Zelazny's own enthusiasm for life showed in much of his work. His was an eclectic range of interests; fencing and wrestling (most of his books contain exquisitely-choreographed fight scenes); philosophy and psychology; computer science; astronomy; literature .... He quoted many poets in his work, from Chaucer to Whitman, and was a poet in his own right - although his poetry is not easily obtainable. The influence of Jacobean tragedy has already been noted; reading the 'Amber' books is much more fun if you've a Dictionary of Quotations to hand! He had an eye for detail - both emotional and physical - that, at its best, was reminiscent of Theodore Sturgeon; and a tendency to philosophise:
"Sipping beer in a mountain lodge on the planet Divbah ... I once looked out through a wide window and up at the highest mountain in the known universe. It is called Kasla, and it has never been climbed. ... It is one of those crazy things you think about and promise yourself that someday you're going to try, and then you wake up one morning and realise that it is probably exactly too late; you'll never do it." (This Immortal)In his time Zelazny was one of the great; he co-authored a novel with Philip K. Dick (Deus Irae, 1973), and even appeared as a character in Delany's story 'We Who In Some Strange Power's Employ'. (Zelazny was not averse to basing characters on his friends and colleagues; Fred Cassidy, the hero of Doorways in the Sand, is based on Joe Haldeman.) While little of his recent work had the brilliance of earlier years, one can't help feeling that there were still some ideas coming to fruition.

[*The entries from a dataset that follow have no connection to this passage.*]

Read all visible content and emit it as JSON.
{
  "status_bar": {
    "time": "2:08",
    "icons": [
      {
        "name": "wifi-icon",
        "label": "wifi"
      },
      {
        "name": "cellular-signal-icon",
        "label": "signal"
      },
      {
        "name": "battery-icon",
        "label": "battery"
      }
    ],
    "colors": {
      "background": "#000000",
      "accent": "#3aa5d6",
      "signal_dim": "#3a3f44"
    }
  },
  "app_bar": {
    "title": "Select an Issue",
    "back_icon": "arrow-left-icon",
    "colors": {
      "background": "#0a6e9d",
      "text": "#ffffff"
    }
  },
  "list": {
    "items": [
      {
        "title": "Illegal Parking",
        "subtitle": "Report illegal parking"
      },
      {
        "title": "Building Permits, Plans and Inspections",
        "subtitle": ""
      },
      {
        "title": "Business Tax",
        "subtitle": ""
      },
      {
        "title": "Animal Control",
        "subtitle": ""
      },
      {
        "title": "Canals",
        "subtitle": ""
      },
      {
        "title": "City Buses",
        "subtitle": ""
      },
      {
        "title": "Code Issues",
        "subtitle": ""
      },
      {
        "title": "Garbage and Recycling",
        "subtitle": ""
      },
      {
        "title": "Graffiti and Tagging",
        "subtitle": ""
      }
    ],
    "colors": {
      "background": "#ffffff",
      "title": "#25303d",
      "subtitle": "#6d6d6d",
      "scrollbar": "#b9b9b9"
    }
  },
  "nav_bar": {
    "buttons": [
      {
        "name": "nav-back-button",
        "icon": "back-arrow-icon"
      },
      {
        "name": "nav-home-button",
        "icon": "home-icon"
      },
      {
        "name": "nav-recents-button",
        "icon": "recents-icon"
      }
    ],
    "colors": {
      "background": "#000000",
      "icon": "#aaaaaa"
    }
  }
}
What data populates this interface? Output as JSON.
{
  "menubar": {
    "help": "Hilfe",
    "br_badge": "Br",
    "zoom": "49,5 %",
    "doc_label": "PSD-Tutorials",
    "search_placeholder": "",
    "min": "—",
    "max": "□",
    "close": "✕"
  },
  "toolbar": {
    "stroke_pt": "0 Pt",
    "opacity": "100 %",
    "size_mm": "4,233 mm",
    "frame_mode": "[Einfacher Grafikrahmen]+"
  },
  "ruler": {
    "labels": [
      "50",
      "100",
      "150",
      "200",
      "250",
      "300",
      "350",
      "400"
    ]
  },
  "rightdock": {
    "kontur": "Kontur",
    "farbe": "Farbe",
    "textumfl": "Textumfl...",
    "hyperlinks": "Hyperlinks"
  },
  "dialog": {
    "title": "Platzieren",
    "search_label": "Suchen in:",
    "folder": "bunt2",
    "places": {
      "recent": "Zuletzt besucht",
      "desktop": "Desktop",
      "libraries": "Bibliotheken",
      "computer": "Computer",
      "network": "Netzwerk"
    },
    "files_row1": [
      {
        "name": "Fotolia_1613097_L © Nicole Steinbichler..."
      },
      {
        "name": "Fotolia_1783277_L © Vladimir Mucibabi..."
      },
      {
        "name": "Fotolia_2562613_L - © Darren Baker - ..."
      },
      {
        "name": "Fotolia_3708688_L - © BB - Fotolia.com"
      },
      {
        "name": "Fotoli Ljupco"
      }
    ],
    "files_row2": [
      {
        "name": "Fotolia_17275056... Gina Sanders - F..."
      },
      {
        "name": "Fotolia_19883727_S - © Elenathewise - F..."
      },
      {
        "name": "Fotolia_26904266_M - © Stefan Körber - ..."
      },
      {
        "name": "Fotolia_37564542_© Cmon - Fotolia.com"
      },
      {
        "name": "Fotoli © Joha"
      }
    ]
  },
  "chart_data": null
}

Best, then, to let his own words, again from This Immortal, serve as an elegy:
"Had you died young, your passing would have been mourned as the destruction of a great talent before its fulfillment. But you lived and they cannot say that now. Some choose a short and supernal life before the walls of their Troy., others a long and less troubled one. And who is to say which is the better? The gods did keep their promise of immortal fame to Achilles, by inspiring the poet to sing him an immortal paean. But is he the happier for it, being now as dead as yourself? I cannot judge, old friend ... May the lords Phoebus and Dionysius, who do love and kill their poets, commend thee to their dark brother Hades."